Segundo a ONG, a administração municipal tem firmado contratos de aluguel em caráter contínuo, em detrimento da construção de prédios próprios e permanentes. Essa conduta, além de gerar custo recorrente, não deixa qualquer retorno patrimonial para a cidade e compromete o direito constitucional a uma educação de qualidade.
No documento enviado aos órgãos de controle, a entidade ressalta que tal prática fere princípios constitucionais da eficiência, moralidade administrativa, economicidade e publicidade, previstos no artigo 37 da Constituição Federal, bem como o direito fundamental à educação (artigos 205 e 212 da CF) e o Estatuto da Criança e do Adolescente.

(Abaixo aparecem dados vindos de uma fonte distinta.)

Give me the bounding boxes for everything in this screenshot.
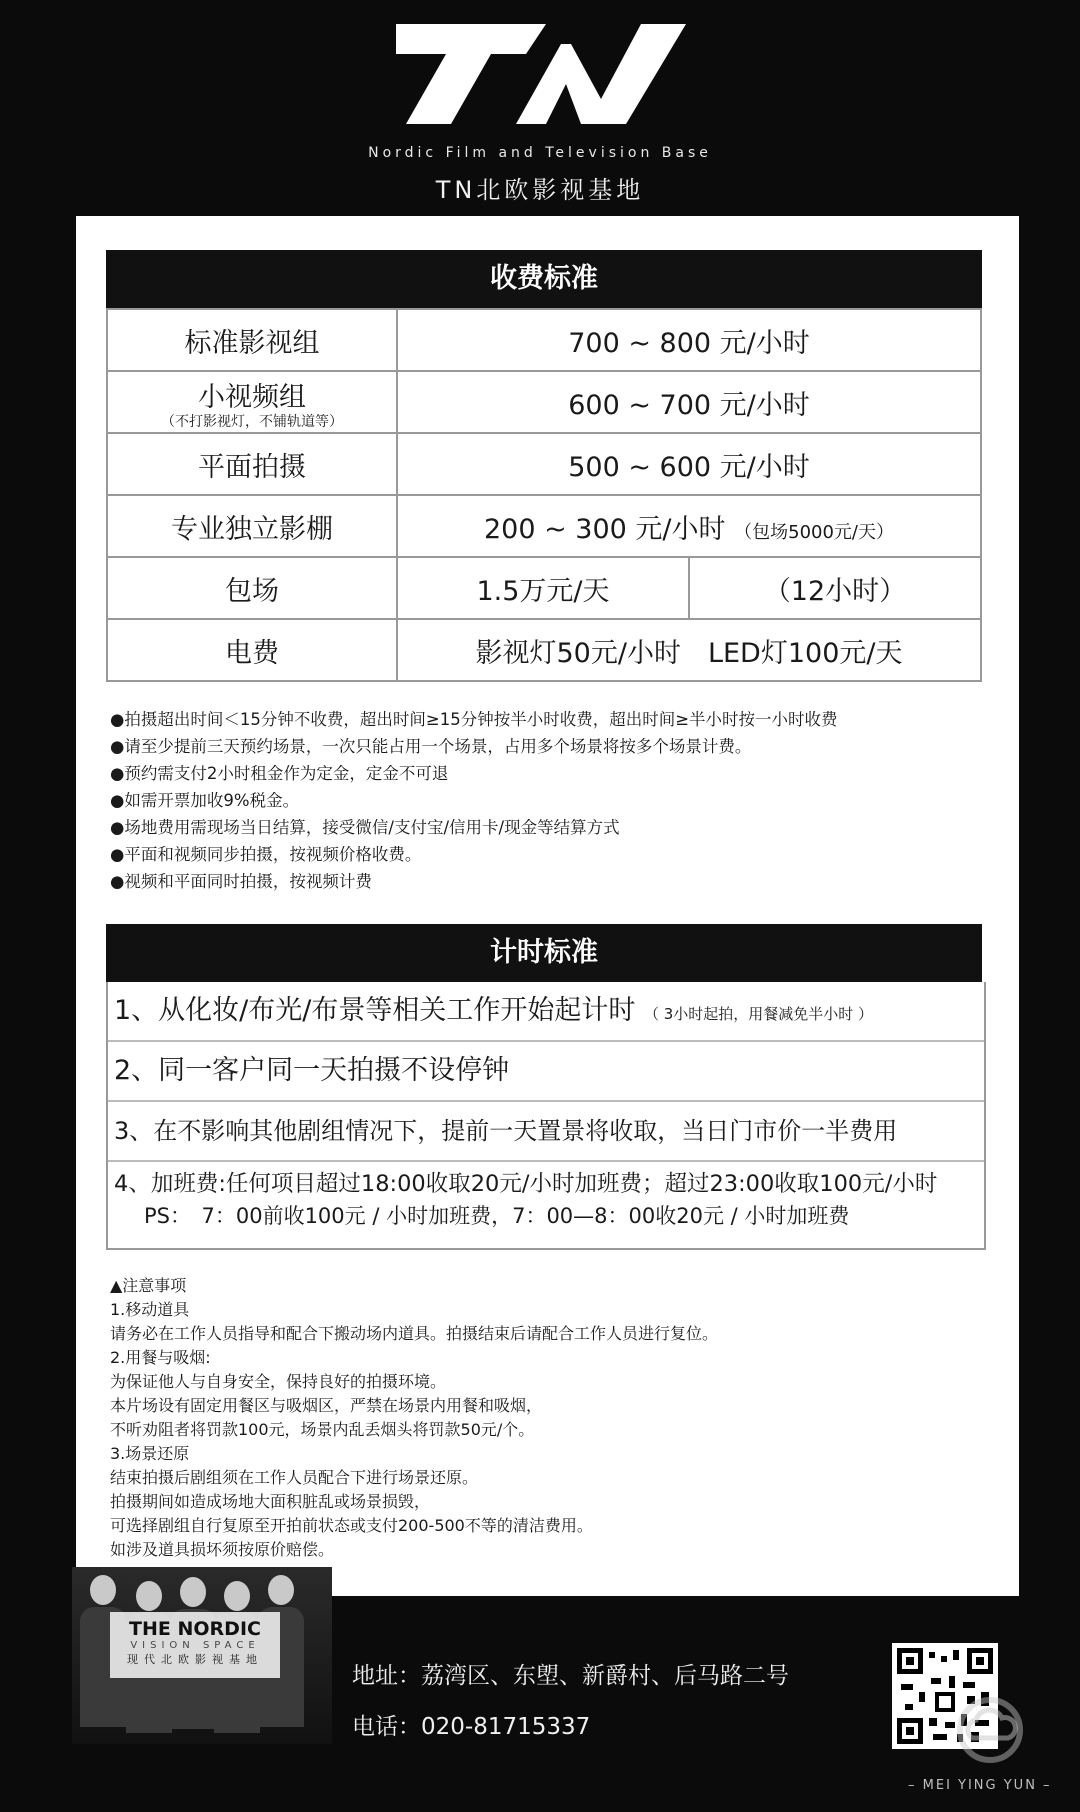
- cloud-watermark-icon: [950, 1690, 1030, 1770]
- timing-title: 计时标准: [106, 924, 982, 982]
- list-item: ●拍摄超出时间＜15分钟不收费，超出时间≥15分钟按半小时收费，超出时间≥半小时按一小时收费: [110, 710, 838, 729]
- list-item: 2.用餐与吸烟:: [110, 1348, 211, 1367]
- header: [0, 0, 1080, 215]
- table-row: [107, 557, 981, 619]
- tn-logo-icon: [396, 24, 686, 124]
- fee-price: 影视灯50元/小时 LED灯100元/天: [397, 619, 981, 681]
- fee-name: 平面拍摄: [107, 433, 397, 495]
- fee-name-note: （不打影视灯，不铺轨道等）: [161, 413, 343, 430]
- list-item: 如涉及道具损坏须按原价赔偿。: [110, 1540, 335, 1559]
- table-row: [107, 619, 981, 681]
- fee-name: 标准影视组: [107, 309, 397, 371]
- fee-price: 200 ~ 300 元/小时: [483, 513, 726, 545]
- timing-rule-2: 2、同一客户同一天拍摄不设停钟: [108, 1042, 984, 1102]
- table-row: [107, 309, 981, 371]
- brand-english: Nordic Film and Television Base: [368, 145, 712, 161]
- list-item: 请务必在工作人员指导和配合下搬动场内道具。拍摄结束后请配合工作人员进行复位。: [110, 1324, 719, 1343]
- list-item: ●视频和平面同时拍摄，按视频计费: [110, 872, 372, 891]
- list-item: 结束拍摄后剧组须在工作人员配合下进行场景还原。: [110, 1468, 479, 1487]
- fee-price: 500 ~ 600 元/小时: [397, 433, 981, 495]
- watermark-text: – MEI YING YUN –: [908, 1778, 1052, 1793]
- fee-price: 700 ~ 800 元/小时: [397, 309, 981, 371]
- timing-rules: [106, 982, 986, 1250]
- attention-title: ▲注意事项: [110, 1276, 187, 1295]
- list-item: ●平面和视频同步拍摄，按视频价格收费。: [110, 845, 422, 864]
- fee-notes: [110, 706, 986, 895]
- list-item: 1.移动道具: [110, 1300, 190, 1319]
- list-item: ●场地费用需现场当日结算，接受微信/支付宝/信用卡/现金等结算方式: [110, 818, 620, 837]
- fee-price: 600 ~ 700 元/小时: [397, 371, 981, 433]
- list-item: 不听劝阻者将罚款100元，场景内乱丢烟头将罚款50元/个。: [110, 1420, 535, 1439]
- fee-price-cell: [397, 495, 981, 557]
- list-item: 为保证他人与自身安全，保持良好的拍摄环境。: [110, 1372, 447, 1391]
- rule-ps: PS： 7：00前收100元 / 小时加班费，7：00—8：00收20元 / 小时加班费: [144, 1204, 850, 1228]
- table-row: [107, 495, 981, 557]
- fee-name: 专业独立影棚: [107, 495, 397, 557]
- nordic-logo: [110, 1612, 280, 1678]
- fee-name: 包场: [107, 557, 397, 619]
- fee-name: 小视频组: [198, 381, 306, 413]
- fee-name-cell: [107, 371, 397, 433]
- table-row: [107, 371, 981, 433]
- fee-price-extra: （12小时）: [689, 557, 981, 619]
- fee-price-note: （包场5000元/天）: [734, 521, 894, 543]
- fees-title: 收费标准: [106, 250, 982, 308]
- list-item: 拍摄期间如造成场地大面积脏乱或场景损毁，: [110, 1492, 431, 1511]
- rule-text: 4、加班费:任何项目超过18:00收取20元/小时加班费；超过23:00收取100元/小时: [114, 1171, 938, 1197]
- price-panel: [76, 216, 1019, 1596]
- timing-rule-4: [108, 1162, 984, 1248]
- fees-table: [106, 308, 982, 682]
- list-item: ●请至少提前三天预约场景，一次只能占用一个场景，占用多个场景将按多个场景计费。: [110, 737, 752, 756]
- fee-price: 1.5万元/天: [397, 557, 689, 619]
- list-item: 本片场设有固定用餐区与吸烟区，严禁在场景内用餐和吸烟，: [110, 1396, 543, 1415]
- phone: 电话：020-81715337: [352, 1714, 591, 1740]
- rule-text: 1、从化妆/布光/布景等相关工作开始起计时: [114, 995, 636, 1026]
- attention-section: [110, 1274, 986, 1562]
- nordic-cn: 现代北欧影视基地: [127, 1653, 263, 1666]
- address: 地址：荔湾区、东塱、新爵村、后马路二号: [352, 1663, 789, 1689]
- table-row: [107, 433, 981, 495]
- brand-chinese: TN北欧影视基地: [435, 176, 645, 204]
- list-item: ●预约需支付2小时租金作为定金，定金不可退: [110, 764, 449, 783]
- nordic-title: THE NORDIC: [129, 1618, 261, 1640]
- timing-rule-3: 3、在不影响其他剧组情况下，提前一天置景将收取，当日门市价一半费用: [108, 1102, 984, 1162]
- nordic-sub: VISION SPACE: [130, 1640, 260, 1651]
- list-item: 可选择剧组自行复原至开拍前状态或支付200-500不等的清洁费用。: [110, 1516, 593, 1535]
- list-item: 3.场景还原: [110, 1444, 190, 1463]
- fee-name: 电费: [107, 619, 397, 681]
- timing-rule-1: [108, 982, 984, 1042]
- rule-note: （ 3小时起拍，用餐减免半小时 ）: [643, 1005, 874, 1023]
- list-item: ●如需开票加收9%税金。: [110, 791, 300, 810]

Plano técnico com cinco eixos
A ONG Olho Vivo apresentou, junto à representação, um plano técnico-propositivo para substituir gradualmente os imóveis alugados por escolas públicas construídas e planejadas. O plano se baseia em cinco eixos estratégicos:
- Mapeamento da Rede Locada – levantamento técnico detalhado de todos os imóveis atualmente alugados, incluindo endereço, valor, capacidade e adequação pedagógica, bem como estudo de viabilidade para substituição por unidades próprias.
- Levantamento Fundiário Municipal – identificação de terrenos públicos ociosos e análise de áreas passíveis de desapropriação para fins educacionais.
- Execução de Projetos-Padrão de Escola Pública – adesão a projetos do FNDE e construção de ao menos duas novas unidades por ano, priorizando áreas mais vulneráveis.
- Transição Administrativa com Critério Temporal – uso temporário dos imóveis alugados com limite máximo de 24 meses, vedando prorrogações que ultrapassem esse prazo.
- Prestação de Contas e Transparência – divulgação semestral de relatórios de obras e gastos no portal da transparência e criação de ouvidoria escolar para participação da comunidade.
Do ponto de vista da sociologia da educação, a existência de prédios próprios construídos especificamente para o ensino vai muito além de uma questão administrativa: é um fator de identidade, pertencimento e qualidade pedagógica. Conforme alertava [1]Pierre Bourdieu, as condições materiais do espaço escolar impactam diretamente na produção e reprodução das desigualdades sociais.
Escolas improvisadas em imóveis adaptados tendem a apresentar problemas estruturais, ausência de áreas de recreação, falta de acessibilidade e menor adequação às demandas pedagógicas. Ambientes construídos para a educação proporcionam segurança, estabilidade e infraestrutura apropriada, fortalecendo o vínculo da comunidade com o espaço e contribuindo para melhores índices de aprendizagem e inclusão social.
Para a ONG Olho Vivo, investir em escolas próprias é investir em cidadania, dignidade e futuro, evitando desperdícios e garantindo que cada recurso público aplicado em educação se reverta em patrimônio e benefício permanentes para a população.
———————–
[1] Pierre Bourdieu foi um sociólogo francês. De origem campesina, filósofo de formação, foi docente na École de Sociologie du Collège de France.